Sous pression en Europe, Airbnb tente de trouver des compromis.

La plate-forme américaine intermédiaire pour la location de logements a pris des engagements auprès des autorités néerlandaises et britanniques, qui s’intéressent à son cas.

D’après le Wall Street Journal, à compter du 1er janvier 2017, les propriétaires à Londres ne pourront plus – sauf autorisation spécifique – effectuer des locations « courte durée » d’un logement entier plus de 90 jours par an. À Amsterdam, le seuil sera fixé à 60 jours, là aussi en respect de la réglementation locale.

Quel impact pour Airbnb ? Ses statistiques arrêtées au 16 septembre 2016 font état d’un million et demi de personnes accueillies sur un an à Londres, avec 35 000 hôtes, chacun assurant en moyenne 50 nuitées par an. Ce qui en fait l’un des trois principaux postes de revenus de la plate-forme dans le monde avec New York et Paris. À Amsterdam, on en est à 575 000 voyageurs pour 14 200 hôtes, avec une moyenne de 28 nuitées par an ; ce qui place la ville « dans le top 6 » en Europe.

Pendant ce temps à New York

Ces concessions font écho au récent abandon, outre-Atlantique, de poursuites contre l’État de New York, amorcées notamment au nom de la liberté d’expression. Mais le dossier n’est pas clos : Airbnb se concentre sur des négociations avec la Ville à propos de l’évolution de la réglementation. Une audience sur le sujet se tiendra le 17 décembre 2016.

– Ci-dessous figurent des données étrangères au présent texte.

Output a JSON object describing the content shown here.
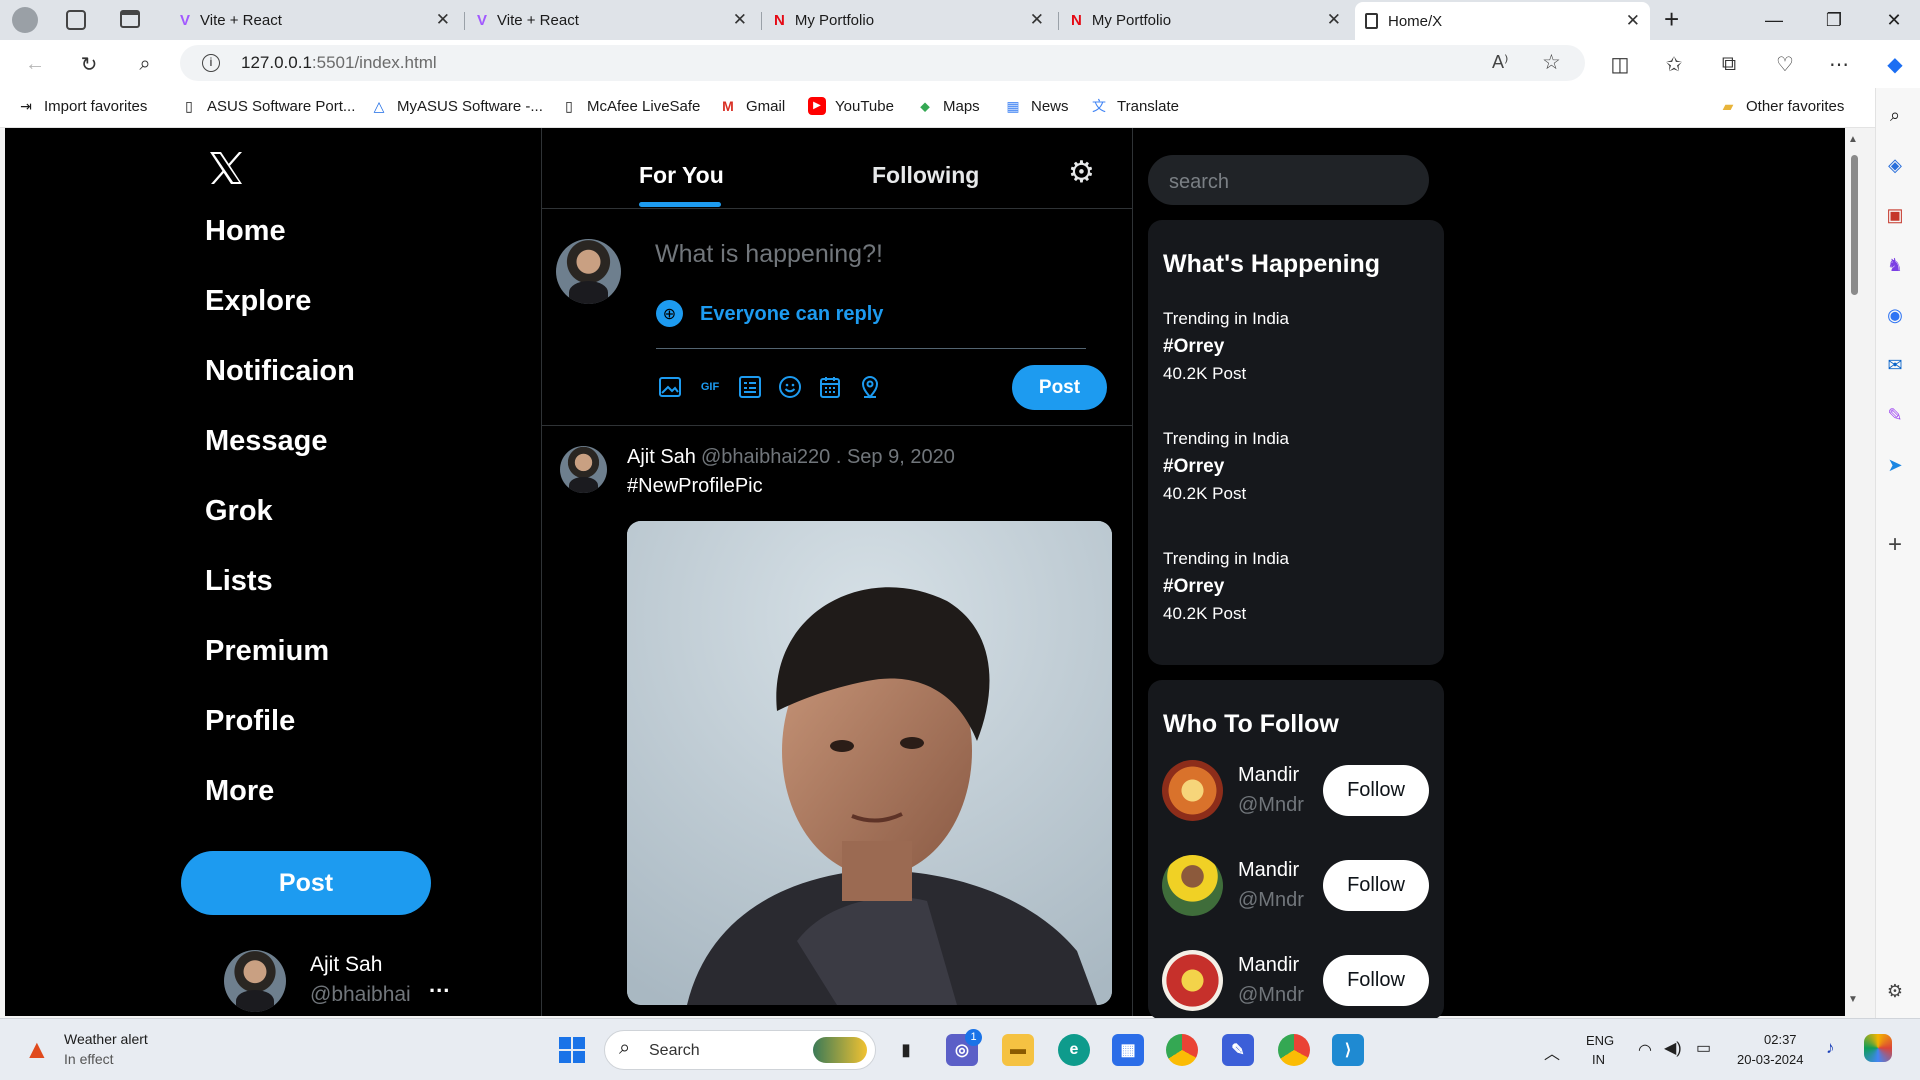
{
  "browser": {
    "tabs": [
      {
        "label": "Vite + React",
        "active": false
      },
      {
        "label": "Vite + React",
        "active": false
      },
      {
        "label": "My Portfolio",
        "active": false
      },
      {
        "label": "My Portfolio",
        "active": false
      },
      {
        "label": "Home/X",
        "active": true
      }
    ],
    "url_host": "127.0.0.1",
    "url_path": ":5501/index.html",
    "favorites": [
      {
        "label": "Import favorites",
        "icon": "import-icon"
      },
      {
        "label": "ASUS Software Port...",
        "icon": "page-icon"
      },
      {
        "label": "MyASUS Software -...",
        "icon": "asus-icon"
      },
      {
        "label": "McAfee LiveSafe",
        "icon": "page-icon"
      },
      {
        "label": "Gmail",
        "icon": "gmail-icon"
      },
      {
        "label": "YouTube",
        "icon": "youtube-icon"
      },
      {
        "label": "Maps",
        "icon": "maps-icon"
      },
      {
        "label": "News",
        "icon": "news-icon"
      },
      {
        "label": "Translate",
        "icon": "translate-icon"
      }
    ],
    "other_favorites": "Other favorites"
  },
  "x": {
    "logo": "X",
    "nav": [
      "Home",
      "Explore",
      "Notificaion",
      "Message",
      "Grok",
      "Lists",
      "Premium",
      "Profile",
      "More"
    ],
    "post_button": "Post",
    "user": {
      "name": "Ajit Sah",
      "handle": "@bhaibhai",
      "more": "..."
    },
    "tabs": {
      "for_you": "For You",
      "following": "Following"
    },
    "composer": {
      "placeholder": "What is happening?!",
      "reply_setting": "Everyone can reply",
      "post": "Post"
    },
    "tweet": {
      "name": "Ajit Sah",
      "meta": "@bhaibhai220 . Sep 9, 2020",
      "text": "#NewProfilePic"
    },
    "search_placeholder": "search",
    "happening": {
      "title": "What's Happening",
      "items": [
        {
          "context": "Trending in India",
          "tag": "#Orrey",
          "count": "40.2K Post"
        },
        {
          "context": "Trending in India",
          "tag": "#Orrey",
          "count": "40.2K Post"
        },
        {
          "context": "Trending in India",
          "tag": "#Orrey",
          "count": "40.2K Post"
        }
      ]
    },
    "who_to_follow": {
      "title": "Who To Follow",
      "items": [
        {
          "name": "Mandir",
          "handle": "@Mndr",
          "button": "Follow"
        },
        {
          "name": "Mandir",
          "handle": "@Mndr",
          "button": "Follow"
        },
        {
          "name": "Mandir",
          "handle": "@Mndr",
          "button": "Follow"
        }
      ]
    }
  },
  "taskbar": {
    "weather_title": "Weather alert",
    "weather_sub": "In effect",
    "search": "Search",
    "chat_badge": "1",
    "lang1": "ENG",
    "lang2": "IN",
    "time": "02:37",
    "date": "20-03-2024"
  },
  "colors": {
    "accent": "#1d9bf0",
    "bg": "#000000",
    "card": "#16181c"
  }
}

Les choses sur place se sont accélérées au mois d’octobre, lorsque le gouverneur démocrate Andrew Cuomo a ratifié une proposition de loi qui vise à faire modifier le code administratif de la Ville afin de faire appliquer une loi déjà en place depuis 2010 pour dissuader les propriétaires d’appartements d’en faire des hôtels non déclarés.

En conséquence, quiconque loue, pour moins de 30 jours consécutifs, un logement entier qu’il n’occupe pas, s’expose à une amende de 1 000 dollars à la première infraction… et jusqu’à 7 500 dollars en cas de récidive.

Airbnb craint, entre autres, que la formulation « ambiguë » du texte puisse permettre de tenir les plates-formes légalement responsables des annonces que publient leurs membres.

Chaleurs en Californie

On retrouve cette inquiétude à San Francisco, où la municipalité étudie une proposition de loi qui interdirait la location courte durée de logements entiers pour plus de 60 nuitées par an. Pourrait également entrer en vigueur, une ordonnance qui sanctionnerait éventuellement Airbnb à hauteur maximale de 1 000 dollars par jour pour chaque annonce d’hôtes non enregistrés auprès de la Ville.

L’entreprise estime qu’il serait difficile de diffuser les « bonnes pratiques » à l’échelle de sa communauté. Elle a également évoqué, en assignant la municipalité en justice au mois de juin, le Communications Decency Act de 1996, au nom de la liberté d’expression. Sa lecture du texte va dans le sens d’une protection des fournisseurs et des utilisateurs de services en ligne face aux actions intentées à leur encontre sur la base de contenus publiés par des tiers.

La justice a rejeté la plainte début novembre, considérant que le Communications Decency Act ne peut s’appliquer dans le cas présent. Non sans toutefois reconnaître que le processus actuel d’enregistrement des hôtes « demande du travail ».